Part of the reason for this is that, obviously, without a vetting process, and with an appointment being made arbitrarily by the prime minister of the day, there has been little public discourse on appointments. Also, until quite recently, it was considered dangerous to criticize any justice on any court, higher or lower.
That became to change after left—leaning Liberal Prime Minister Pierre Trudeau 'repatriated' the Canadian Constitution from Britain in the early 1980s and added a Charter of Rights and Freedoms to it. Conservatives at the time predicted this would eventually lead to the judiciary undermining the federal Parliament and the provincial Legislatures, which is what has been happening. Until Trudeau's constitutional moves, the Supreme Court rarely was asked to make constitutional decisions since the laws were pretty much set in stone. But with the Charter of Rights and Freedoms came all kinds of special interest groups declaring their rights were being discriminated against.
Almost certain to come before the Supreme Court in the near future will be the question of legalizing polygamy as a religious right guaranteed under the Charter of Rights and Freedoms. There are some offshoots of radical Mormon sects in Canada — one in British Columbia openly practices polygamy — and it is thought to quietly exist in certain immigrant communities
Rothstein, who made his reputation as an expert on commercial law, continuously made it clear the federal Parliament and provincial Legislatures are the supreme law—making bodies in the nation. He distinctly said most laws passed by democratically elected legislatures do not intend to violate the Charter of Rights and Freedoms.

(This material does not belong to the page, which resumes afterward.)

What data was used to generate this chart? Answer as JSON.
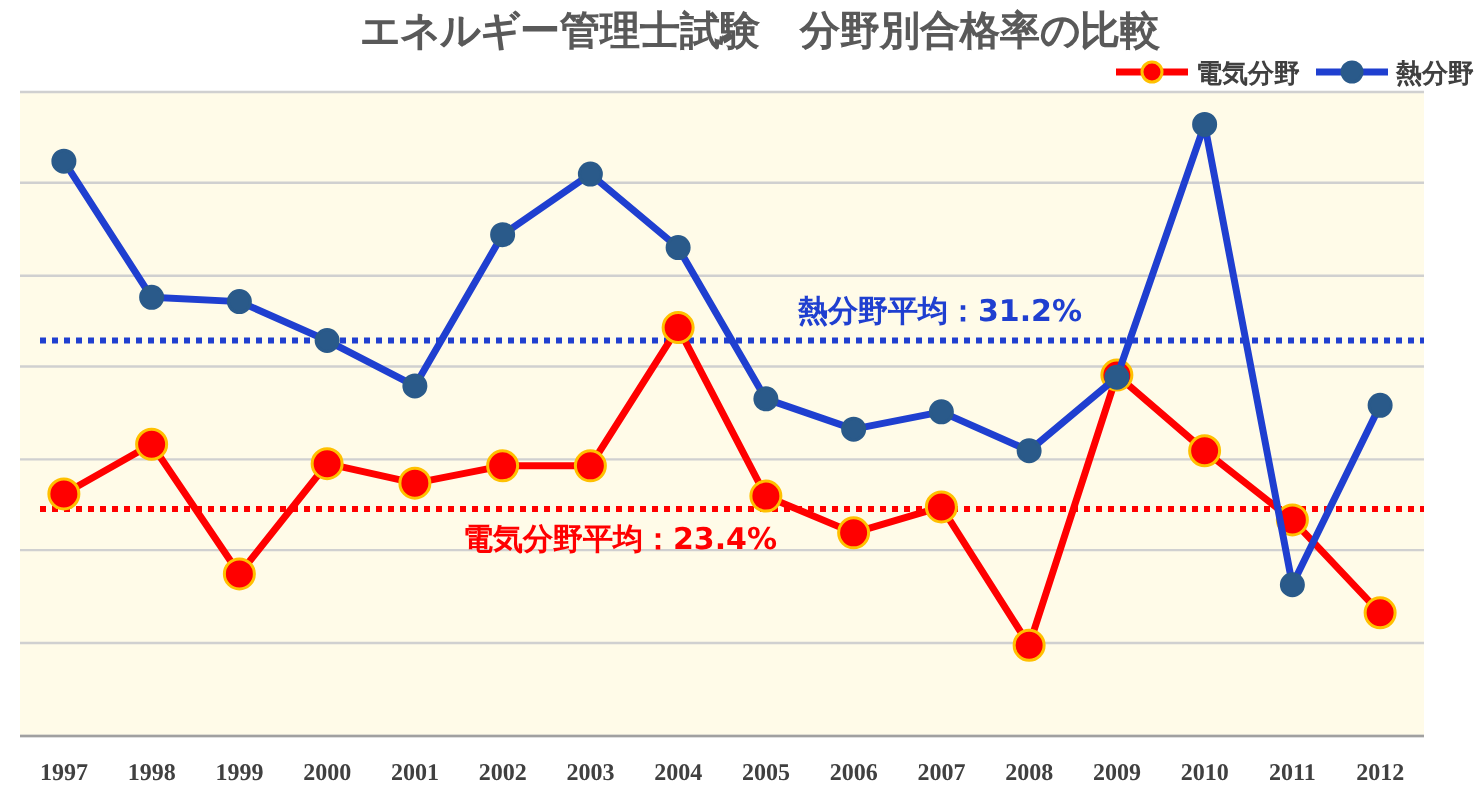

Veteran Conservative MP Diane Ablonczy said after the hearing she believed Rothstein had "a strong respect for the democratic role of Legislatures" in the nation. Alternatively, Real Menard, a member of the separatist and left—leaning Bloc Quebecois party, said he preferred to see activist judges on the bench. The Bloc Quebecois has also criticized the appointment because Rothstein does not speak French and is not familiar with the Quebec Civil Code.
One legal expert who is in adamant favor of the bi—partisan hearing concept is Patrick Monahan, Dean of Law at York University in Ontario, who believes the new scrutiny process will be a safeguard against the outright politicization of the Supreme Court by discouraging a prime minister from nominating a politically—tainted individual who is "outside the mainstream....."
Even opponents now admit now the new process has been started there is no going backwards.
Paul Jackson is an award—winning Canadian journalist who has spent 40 years writing about Canadian, American and international politics for many of Canada's major metropolitan daily newspapers He is now Editor Emeritus of the Calgary Sun in Calgary, Alberta.